I risultati dello studio di Fase III «Deliver» hanno mostrato come dapagliflozin abbia ridotto significativamente il composito di morte cardiovascolare (CV) o peggioramento dell’insufficienza cardiaca nei pazienti con insufficienza cardiaca con frazione di eiezione (EF) lievemente ridotta o preservata, rispetto a placebo. I risultati sono stati presentati al Congresso 2022 della European Society of Cardiology (ESC) a Barcellona, e pubblicati contestualmente sul The New England Journal of Medicine. Dapagliflozin ha ridotto l’outcome composito di morte cardiovascolare o peggioramento dell’insufficienza cardiaca del 18%. Tutte le singole componenti hanno contribuito alla superiorità dell’endpoint primario. I risultati sono stati coerenti nei principali sottogruppi esaminati ed estendono i benefici di dapagliflozin all’intero spettro di pazienti con insufficienza cardiaca indipendentemente dal valore della frazione di eiezione ventricolare sinistra (LVEF). I risultati dello studio hanno inoltre mostrato un beneficio sui sintomi riportati dai pazienti, misurati attraverso il punteggio della sintomatologia del Kansas City Cardiomyopathy Questionnaire (KCCQ). Inoltre è stata confermata la sicurezza dell’utilizzo di dapagliflozin anche in questa popolazione di pazienti non essendoci state differenze tra dapagliflozin e placebo per quanto riguarda gli eventi avversi.

Il commento del «Papa Giovanni»

«I risultati dello studio “Deliver” - ha commentato Michele Senni, Direttore del Dipartimento Cardiovascolare dell’Ospedale Papa Giovanni XXIII di Bergamo - rappresentano un importante passo avanti nel trattamento dei pazienti affetti da insufficienza cardiaca a frazione di eiezione lievemente ridotta o preservata. Tali condizioni, presenti in oltre la metà dei pazienti con insufficienza cardiaca, sono attualmente caratterizzate da un importante bisogno clinico insoddisfatto, principalmente legato alla scarsità di trattamenti farmacologici ad oggi disponibili. In tale ottica, i risultati così consistenti dello studio “Deliver” sono importanti sia perché dimostrano con chiarezza l’efficacia di dapagliflozin, sia perché rafforzano le più recenti linee guida internazionali, che supportano un più ampio utilizzo degli inibitori di SGLT2 nella pratica clinica».

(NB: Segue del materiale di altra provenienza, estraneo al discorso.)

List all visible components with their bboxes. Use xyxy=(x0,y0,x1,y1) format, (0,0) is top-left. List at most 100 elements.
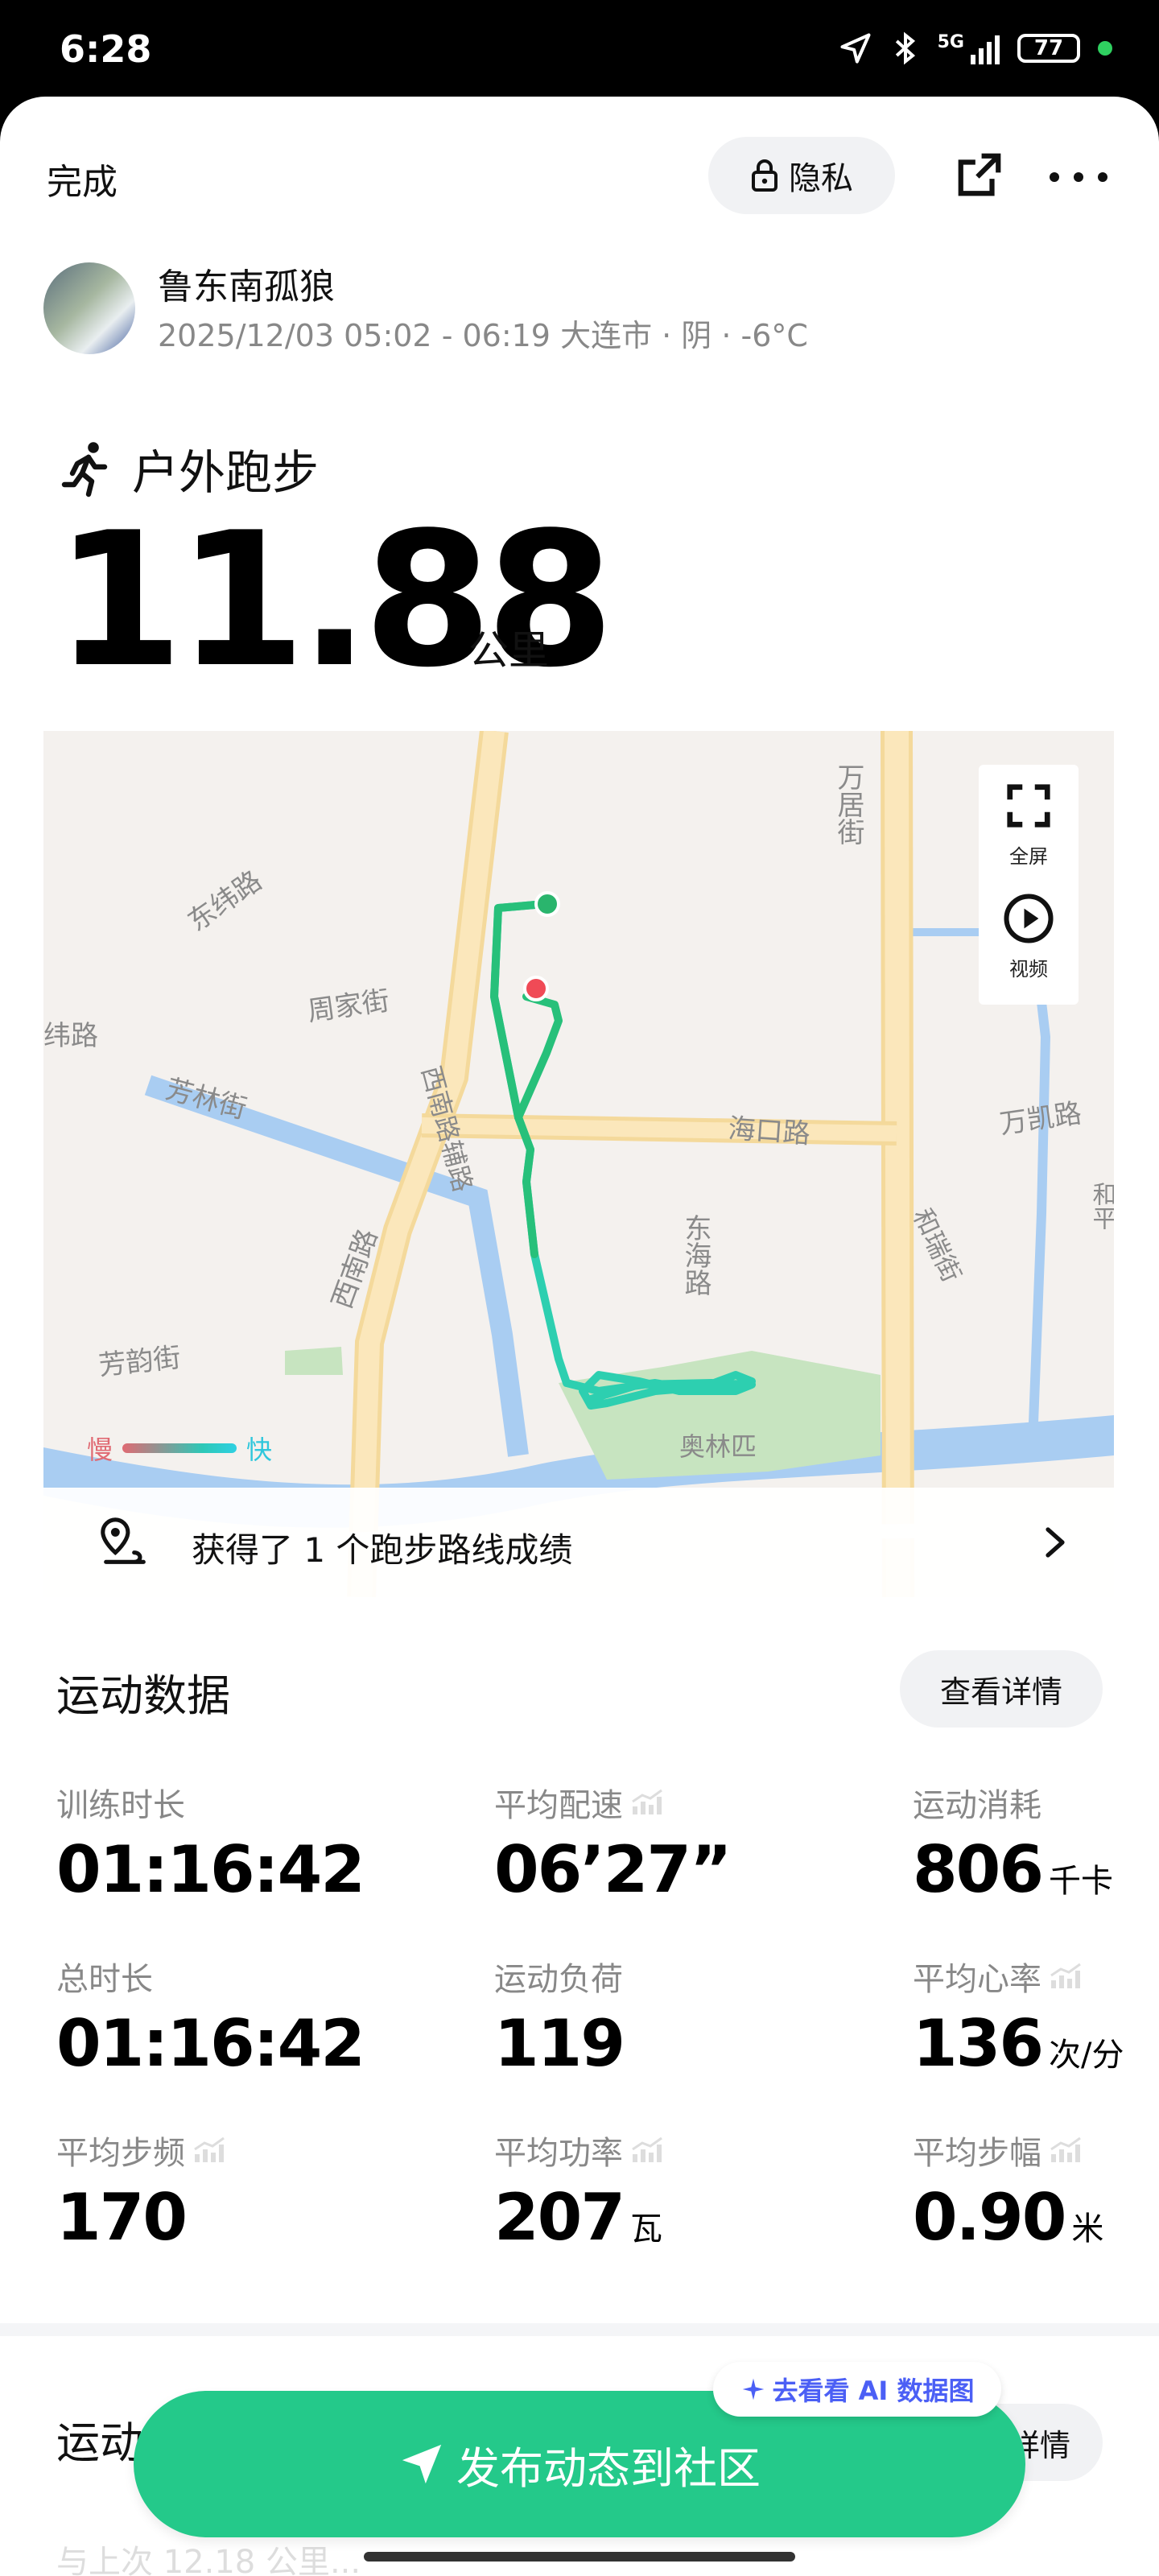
route-end-marker xyxy=(523,976,549,1001)
fullscreen-icon[interactable] xyxy=(1004,781,1054,831)
share-icon[interactable] xyxy=(955,150,1004,200)
stat-label-text: 总时长 xyxy=(56,1961,153,1998)
map-label-fanglin: 芳林街 xyxy=(163,1073,250,1125)
stat-label: 运动负荷 xyxy=(494,1953,624,2000)
road xyxy=(885,731,910,1597)
stat-value-text: 806 xyxy=(913,1832,1044,1907)
stat-value: 0.90 米 xyxy=(913,2180,1103,2255)
stat-label-text: 运动消耗 xyxy=(913,1787,1041,1824)
map-controls: 全屏 视频 xyxy=(979,765,1079,1005)
stat-value-text: 170 xyxy=(56,2180,188,2255)
park xyxy=(285,1347,343,1375)
stat-value-text: 119 xyxy=(494,2006,625,2081)
stat-label: 平均步频 xyxy=(56,2127,225,2174)
stat-item: 运动消耗 806 千卡 xyxy=(913,1779,1113,1907)
signal-bar xyxy=(995,35,1000,64)
battery-indicator: 77 xyxy=(1017,34,1080,63)
stat-unit: 千卡 xyxy=(1049,1863,1113,1900)
running-icon xyxy=(61,442,108,497)
stat-item: 总时长 01:16:42 xyxy=(56,1953,365,2081)
route-achievement-bar[interactable]: 获得了 1 个跑步路线成绩 xyxy=(43,1488,1114,1597)
map-label-wanju: 万居街 xyxy=(832,763,864,845)
section2-faded-text: 与上次 12.18 公里... xyxy=(56,2544,361,2576)
stat-label-text: 平均心率 xyxy=(913,1961,1041,1998)
map-label-aoti: 奥林匹 xyxy=(679,1431,757,1462)
workout-meta: 2025/12/03 05:02 - 06:19 大连市 · 阴 · -6°C xyxy=(158,318,808,353)
route-start-marker xyxy=(534,891,560,917)
map-label-haikou: 海口路 xyxy=(727,1113,811,1150)
map-canvas: 东纬路 周家街 纬路 芳林街 西南路辅路 海口路 东海路 万居街 万凯路 和瑞街… xyxy=(43,731,1114,1597)
route-map[interactable]: 东纬路 周家街 纬路 芳林街 西南路辅路 海口路 东海路 万居街 万凯路 和瑞街… xyxy=(43,731,1114,1597)
road xyxy=(421,1117,897,1141)
map-label-dongwei: 东纬路 xyxy=(182,865,267,938)
stat-value: 806 千卡 xyxy=(913,1832,1113,1907)
workout-sheet: 完成 隐私 鲁东南孤狼 2025/12/03 05:02 - 06:19 大连市… xyxy=(0,97,1159,2576)
done-button[interactable]: 完成 xyxy=(47,153,118,204)
stat-unit: 米 xyxy=(1071,2211,1104,2248)
legend-slow: 慢 xyxy=(87,1435,113,1465)
stat-label-text: 训练时长 xyxy=(56,1787,185,1824)
stat-label-text: 平均步幅 xyxy=(913,2135,1041,2172)
trend-chart-icon[interactable] xyxy=(631,1789,663,1816)
pace-gradient-bar xyxy=(122,1443,237,1453)
map-label-edge: 和平 xyxy=(1088,1182,1115,1230)
map-label-zhoujia: 周家街 xyxy=(306,985,392,1028)
sport-type: 户外跑步 xyxy=(60,435,319,502)
ai-chart-badge[interactable]: 去看看 AI 数据图 xyxy=(713,2362,1001,2417)
fullscreen-label[interactable]: 全屏 xyxy=(979,840,1079,869)
stat-value: 136 次/分 xyxy=(913,2006,1124,2081)
more-options-icon[interactable] xyxy=(1050,172,1107,182)
ai-badge-label: 去看看 AI 数据图 xyxy=(772,2376,975,2406)
section2-title: 运动 xyxy=(56,2417,143,2468)
home-indicator xyxy=(364,2552,795,2562)
stat-label: 总时长 xyxy=(56,1953,364,2000)
stat-label-text: 平均配速 xyxy=(494,1787,623,1824)
stat-item: 运动负荷 119 xyxy=(494,1953,625,2081)
battery-level: 77 xyxy=(1033,36,1064,60)
stat-item: 平均功率 207 瓦 xyxy=(494,2127,663,2255)
publish-label: 发布动态到社区 xyxy=(456,2442,761,2494)
trend-chart-icon[interactable] xyxy=(631,2136,663,2164)
stat-unit: 瓦 xyxy=(630,2211,662,2248)
top-bar: 完成 隐私 xyxy=(0,97,1159,258)
route-achievement-text: 获得了 1 个跑步路线成绩 xyxy=(192,1530,573,1570)
legend-fast: 快 xyxy=(246,1435,273,1465)
section-divider xyxy=(0,2323,1159,2336)
stat-item: 训练时长 01:16:42 xyxy=(56,1779,365,1907)
status-icons: 5G 77 xyxy=(838,31,1112,66)
network-type: 5G xyxy=(937,32,964,52)
privacy-button[interactable]: 隐私 xyxy=(708,137,895,214)
stat-label: 平均心率 xyxy=(913,1953,1124,2000)
status-bar: 6:28 5G 77 xyxy=(0,0,1159,101)
stat-value: 170 xyxy=(56,2180,225,2255)
stat-item: 平均步幅 0.90 米 xyxy=(913,2127,1103,2255)
avatar[interactable] xyxy=(43,262,135,354)
view-details-button[interactable]: 查看详情 xyxy=(900,1650,1103,1728)
trend-chart-icon[interactable] xyxy=(1050,2136,1082,2164)
video-label[interactable]: 视频 xyxy=(979,953,1079,981)
privacy-label: 隐私 xyxy=(789,160,853,197)
stat-item: 平均心率 136 次/分 xyxy=(913,1953,1124,2081)
video-play-icon[interactable] xyxy=(1002,892,1055,945)
map-label-wei: 纬路 xyxy=(43,1020,98,1052)
stat-value: 01:16:42 xyxy=(56,2006,365,2081)
stat-label-text: 平均功率 xyxy=(494,2135,623,2172)
pace-legend: 慢 快 xyxy=(87,1430,272,1467)
stats-title: 运动数据 xyxy=(56,1670,230,1721)
lock-icon xyxy=(752,159,777,192)
stat-value: 06’27” xyxy=(494,1832,732,1907)
stat-label: 运动消耗 xyxy=(913,1779,1113,1826)
trend-chart-icon[interactable] xyxy=(1050,1963,1082,1990)
trend-chart-icon[interactable] xyxy=(193,2136,225,2164)
stat-value-text: 06’27” xyxy=(494,1832,732,1907)
stat-value-text: 136 xyxy=(913,2006,1044,2081)
route-pin-icon xyxy=(101,1517,146,1564)
stat-label-text: 平均步频 xyxy=(56,2135,185,2172)
sport-type-label: 户外跑步 xyxy=(132,445,320,500)
stat-value-text: 0.90 xyxy=(913,2180,1066,2255)
stat-label: 训练时长 xyxy=(56,1779,364,1826)
map-label-wankai: 万凯路 xyxy=(998,1097,1084,1141)
stat-label-text: 运动负荷 xyxy=(494,1961,623,1998)
user-name: 鲁东南孤狼 xyxy=(158,266,335,308)
distance-unit: 公里 xyxy=(468,627,549,674)
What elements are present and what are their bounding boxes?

Molteplici benefici «Non bisogna infatti dimenticare - continua Senni - che, oltre ai benefici per il trattamento dell’insufficienza cardiaca, la classe degli inibitori di SGLT2 ha già mostrato evidenti effetti protettivi per ciò che concerne due patologie croniche spesso ad essa correlate, quali la malattia renale e il diabete mellito di tipo 2. Tali multipli benefici, alla luce della visione omnicomprensiva e olistica fortemente auspicata dalla Comunità Scientifica, ne raccomandano sicuramente l’impiego in un’ampia fascia dei nostri pazienti». Le più recenti linee guida sull’insufficienza cardiaca raccomandano attualmente gli inibitori del co-trasportatore di sodio-glucosio tipo 2 (SGLT2) come dapagliflozin per il trattamento dell’insufficienza cardiaca con frazione di eiezione lievemente ridotta (HFmrEF) e con frazione di eiezione preservata (HFpEF). (Italpress).